Please share with the community what you think needs improvement with KNIME.
What are its weaknesses? What would you like to see changed in a future version?
We are worried about the performance when it comes to using a lot of data that has many rows and columns. On the server-side, we are not sure whether KNIME can manage or handle large amounts of data without issue. It looks like it will easily work for small datasets but we are concerned about performance as the volume increases. KNIME needs to provide more documentation and training materials, including webinars or online seminars. At this time, it is not sufficient when compared to some other vendors. The user interface needs to be improved because it looks quite messy and I am not very comfortable using it.
I had some difficulty connecting to servers. It asked me to set something up on my server and it asked me for a code that I needed to generate on the server. There were several steps that I messed up. I followed all of the instructions but I couldn't manage it at all. I followed the directions in several forums to find out the problem. There should be better documentation and the steps should be easier.

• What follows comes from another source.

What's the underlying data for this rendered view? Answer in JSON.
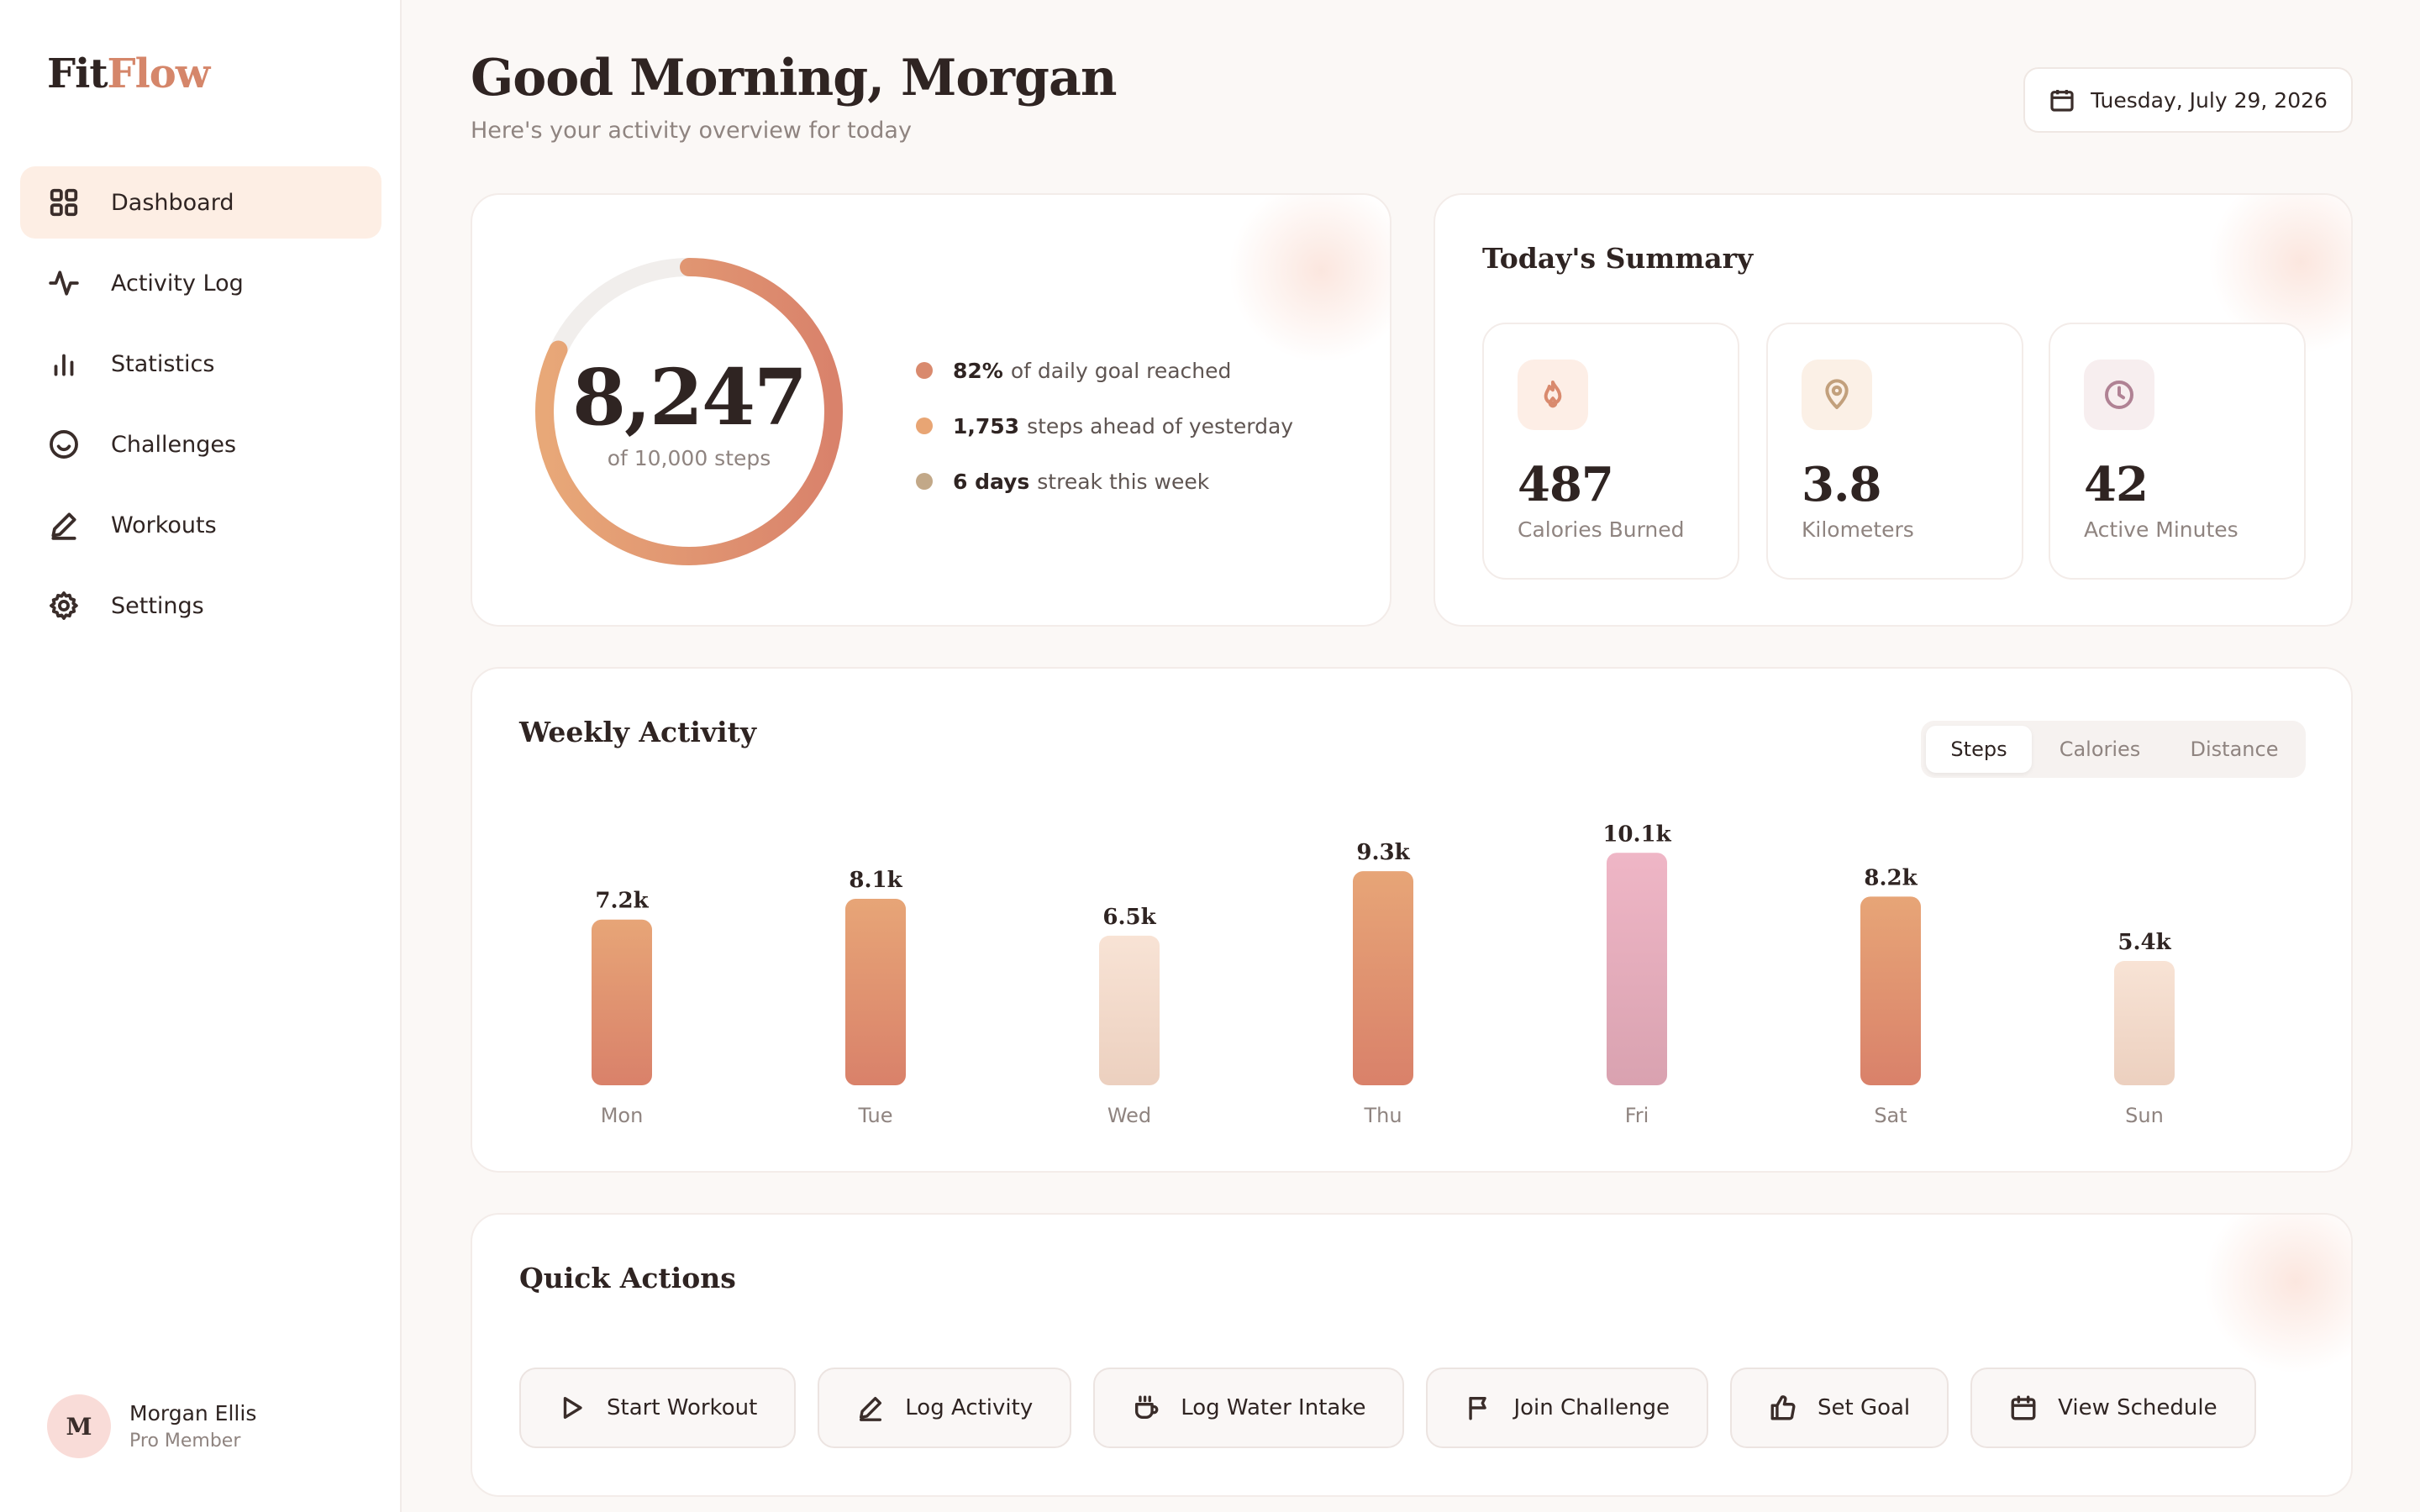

The areas that I feel need improvement are: * It needs support for a joiner node to have three outputs (left unmatched, matched, right unmatched), as competitors do (have not checked 2019/20 releases). * I need the ability to add additional comparison conditions to a join. For example, in SQL you can specify only rows with a date fitting within a date range from the joined file. At the moment in KNIME, you should allow a join explosion to take place and filter what you need later, but sometimes the output becomes too big. * It would be helpful to have more examples of Java code for nodes, like Java Snippet. * I would like to have this solution show row counts on canvas, as it would improve the control and speed to build the workflow. * The pseudo-code types could be rationalised into one (e.g. only Java). * I would like to see better web scraping because every time I tried, it was not up to par, although you can use Python script.
One thing that I found was that in the open-source version of the KNIME analytics platform, we see difficulties in scheduling jobs. If the scheduler could be updated in the open-source version, the software will be easier to schedule properly and to use efficiently. The second time that I faced difficulty using KNIME was with data processing time. When we use large chunks of data for local processing, the processing is very slow. We do not want to move these big data often. For me, it seemed that moving one gigabyte of data went very slowly. So, the second thing that I would really like to see is a better ability to handle large amounts of data locally with KNIME in an efficient manner. The third area that might be improved is that when we have a large amount of data — let's say like five gigabytes — then there is one panel completely ignored. The impact of that on the results of our data processing is not good. So I would really like to see the load balancing and the overall processing time substantially reduced. So the things I would most like to see are the ability to handle large amounts of data and improved performance in processing.
It needs more examples, use cases, and MOOC to learn, especially with respect to the algorithms and how to practically create a flow from end-to-end. The learning curve is steep.
They could add more detailed examples of the functionality of every node, how it works and how we can use it, to make things easier at the beginning.